Experiment

Quantenmaschine liefert Formeln aus der Natur

Mit Hilfe der Quantenfeldtheorie beschreiben Physiker das Verhalten von Festkörpern, Sternen und des frühen Universums. Doch die Suche nach den passenden Formeln ist kompliziert: Es sei denn, man bedient sich direkt in der Natur.

Die Quantenfeldtheorie macht eine Reihe von Problemen in Vielteilchensystemen lösbar, indem sie ein solches System in Form von räumlich und zeitlich verteilten Feldern beschreibt. Viele Details, etwa das Verhalten der einzelnen Teilchen, können dabei vernachlässigt werden. „Das ist so ähnlich, wie wir ein Gas beschreiben: Da interessiert uns auch nicht jedes einzelne Atom, wichtig sind Größen wie Druck und Temperatur“, erklärt Jörg Schmiedmayer vom Vienna Center of Quantum Science and Technology (VCQ) am Atominstitut der Technischen Universität (TU) Wien in einer Aussendung.

Bei der Entwicklung einer quantenfeldtheoretischen Beschreibung für ein bestimmtes System kann es jedoch schwierig sein, die notwendigen Daten zu bekommen. Schmiedmayer und seinem Team ist es gemeinsam mit Torsten Zache von der Uni Heidelberg nun gelungen, experimentelle Daten in die Konstruktion einer Quantenfeldtheorie miteinzubeziehen.

Aus der Simulation lernen

Ausgangspunkt der Studie im Fachblatt „Physical Review X“ ist das Gebiet der Quantensimulation: Dabei macht man sich zunutze, dass es fundamentale Gemeinsamkeiten zwischen unterschiedlichen quantenphysikalischen Beschreibungen unterschiedlicher Systeme gibt. Will man ein komplexes System wie einen Hochtemperatur-Supraleiter (oder sogar: das Universum kurz nach dem Urknall) studieren, zieht man ein Modellsystem heran, das sich im Labor gut kontrollieren lässt. Wenn es die Wissenschaftler dann schaffen, es gezielt so anzupassen, dass es sich ähnlich verhält wie das Vorbild, können sie viel über Systeme lernen, die sich sonst gar nicht untersuchen lassen.

Atomchip im Labor
TU Wien
Mit diesem Atomchip haben die Forscher ihr Experiment durchgeführt

Der Nachteil der Quantensimulation ist, dass sie eine Lösung für ein spezifisches Problem liefert und nicht die allgemeine Anwendbarkeit der Quantenfeldtheorie besitzt. Die Wiener und Heidelberger Physiker haben nun eine Methode vorgestellt, bei der sie Quantenfeldtheorie und Quantensimulation kombinieren, und zeigen, dass man auf experimentellem Weg die Bausteine einer Feldtheorie direkt bestimmen kann. Die Natur liefert in gewissem Sinn selbst die Formeln, mit denen sie die Physiker beschreiben.

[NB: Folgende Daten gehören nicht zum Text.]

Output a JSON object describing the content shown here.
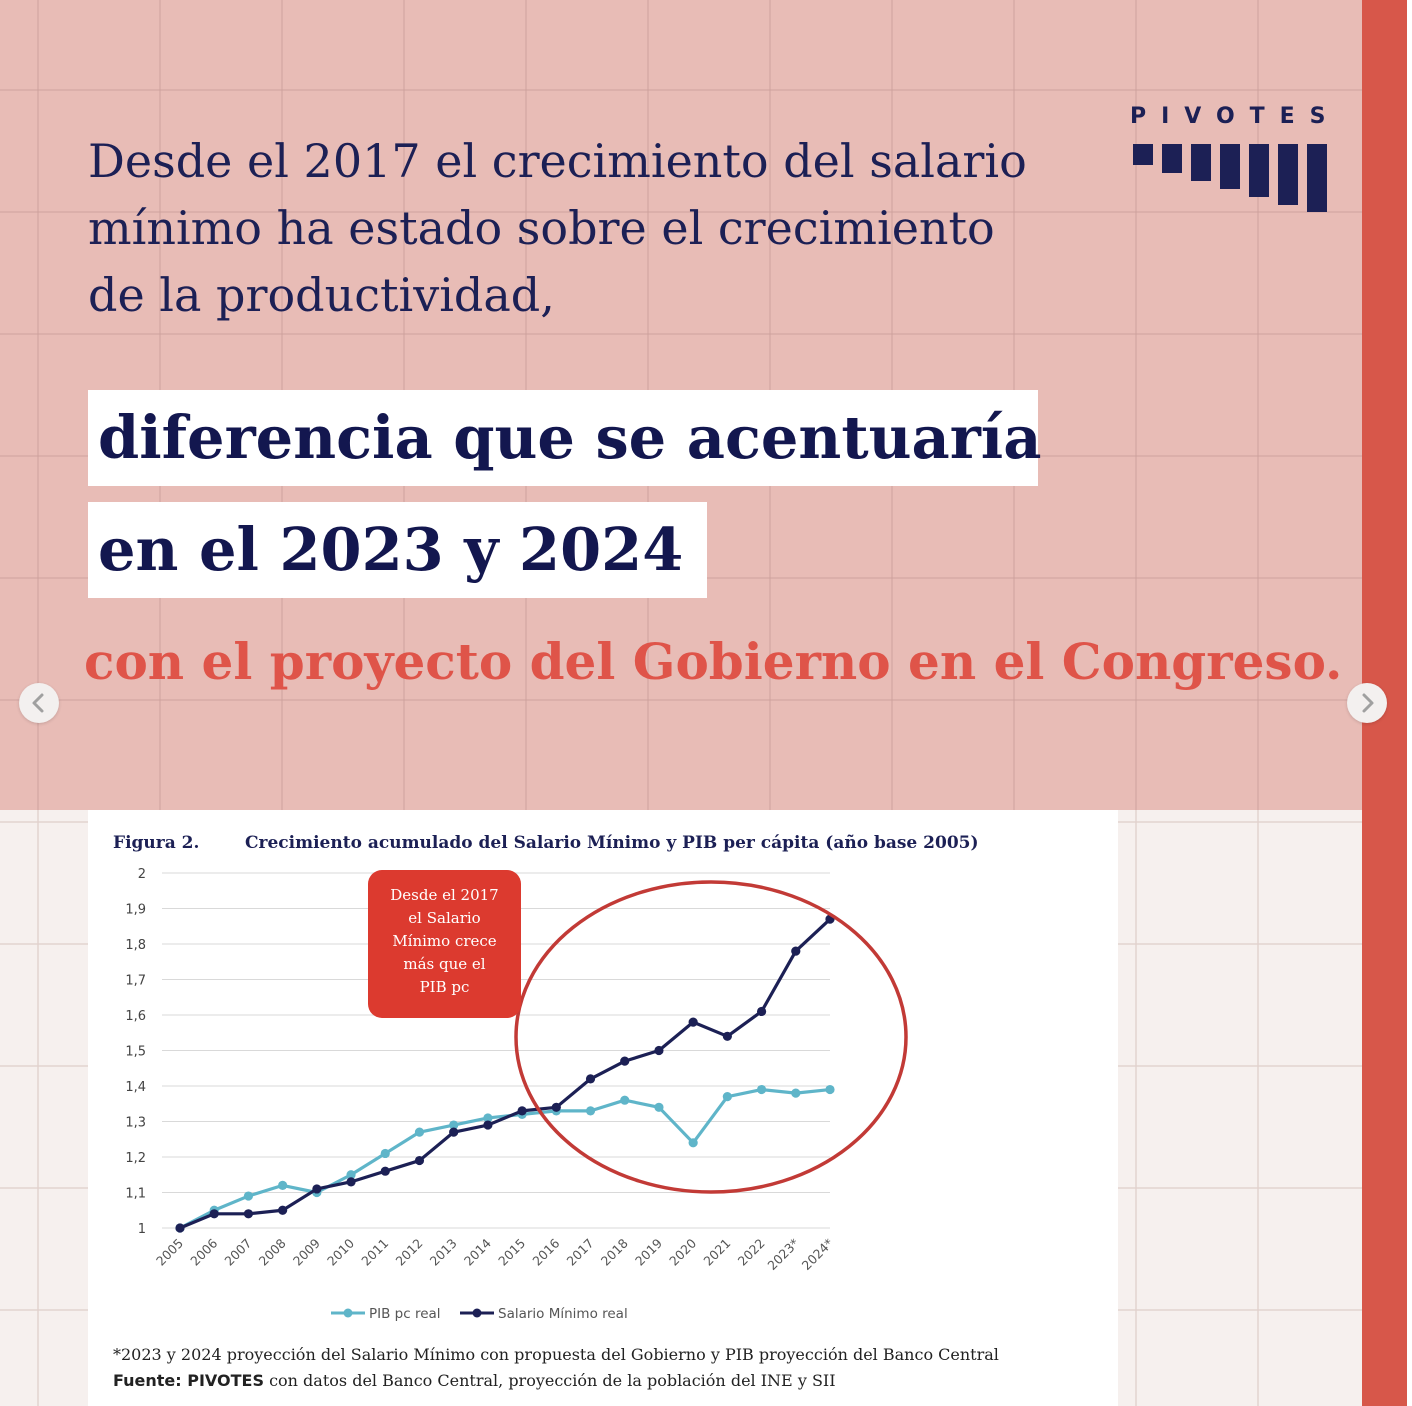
{
  "brand": {
    "name": "PIVOTES",
    "color": "#1c2055"
  },
  "intro_text": "Desde el 2017 el crecimiento del salario mínimo ha estado sobre el crecimiento de la productividad,",
  "highlight_line1": "diferencia que se acentuaría",
  "highlight_line2": "en el 2023 y 2024",
  "closing_text": "con el proyecto del Gobierno en el Congreso.",
  "colors": {
    "background": "#e8bcb6",
    "accent": "#d7574a",
    "closing": "#df5449",
    "navy": "#1c2055",
    "teal": "#5fb5c9",
    "callout": "#dc3a2f",
    "ellipse": "#c23a36"
  },
  "navigation": {
    "prev_icon": "chevron-left-icon",
    "next_icon": "chevron-right-icon"
  },
  "figure": {
    "label": "Figura 2.",
    "title": "Crecimiento acumulado del Salario Mínimo y PIB per cápita (año base 2005)",
    "callout": [
      "Desde el 2017",
      "el Salario",
      "Mínimo crece",
      "más que el",
      "PIB pc"
    ],
    "footnote": "*2023 y 2024 proyección del Salario Mínimo con propuesta del Gobierno y PIB proyección del Banco Central",
    "source_label": "Fuente: PIVOTES",
    "source_text": " con datos del Banco Central, proyección de la población del INE y SII"
  },
  "chart_data": {
    "type": "line",
    "title": "Crecimiento acumulado del Salario Mínimo y PIB per cápita (año base 2005)",
    "xlabel": "",
    "ylabel": "",
    "categories": [
      "2005",
      "2006",
      "2007",
      "2008",
      "2009",
      "2010",
      "2011",
      "2012",
      "2013",
      "2014",
      "2015",
      "2016",
      "2017",
      "2018",
      "2019",
      "2020",
      "2021",
      "2022",
      "2023*",
      "2024*"
    ],
    "yticks": [
      "1",
      "1,1",
      "1,2",
      "1,3",
      "1,4",
      "1,5",
      "1,6",
      "1,7",
      "1,8",
      "1,9",
      "2"
    ],
    "ylim": [
      1,
      2
    ],
    "grid": true,
    "legend_position": "bottom",
    "series": [
      {
        "name": "PIB pc real",
        "color": "#5fb5c9",
        "values": [
          1.0,
          1.05,
          1.09,
          1.12,
          1.1,
          1.15,
          1.21,
          1.27,
          1.29,
          1.31,
          1.32,
          1.33,
          1.33,
          1.36,
          1.34,
          1.24,
          1.37,
          1.39,
          1.38,
          1.39
        ]
      },
      {
        "name": "Salario Mínimo real",
        "color": "#1c2055",
        "values": [
          1.0,
          1.04,
          1.04,
          1.05,
          1.11,
          1.13,
          1.16,
          1.19,
          1.27,
          1.29,
          1.33,
          1.34,
          1.42,
          1.47,
          1.5,
          1.58,
          1.54,
          1.61,
          1.78,
          1.87
        ]
      }
    ],
    "annotation": "Desde el 2017 el Salario Mínimo crece más que el PIB pc"
  }
}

Funktionen in der Atomwolke

In der aktuellen Arbeit haben Schmiedmayer und sein Team dafür Wolken aus tausenden ultrakalten Rubidiumatomen genutzt, die in einer magnetischen Falle auf einem Atomchip festgehalten werden. „Aus den Quanten-Wellenmustern dieser Atomwolken können wir jene Funktionen ermitteln, aus denen dann die Grundbausteine der dazu passenden Theorie abgeleitet werden“, so Schmiedmayer.

Das zeige, wie wertvoll Quantensimulatoren sind: Sie könnten nun dazu verwendet werden, Feldtheorien zu erstellen und zu verfeinern, die nicht nur auf ein System, sondern auch auf ein ganzes Spektrum von Vielkörperproblemen anwendbar sind.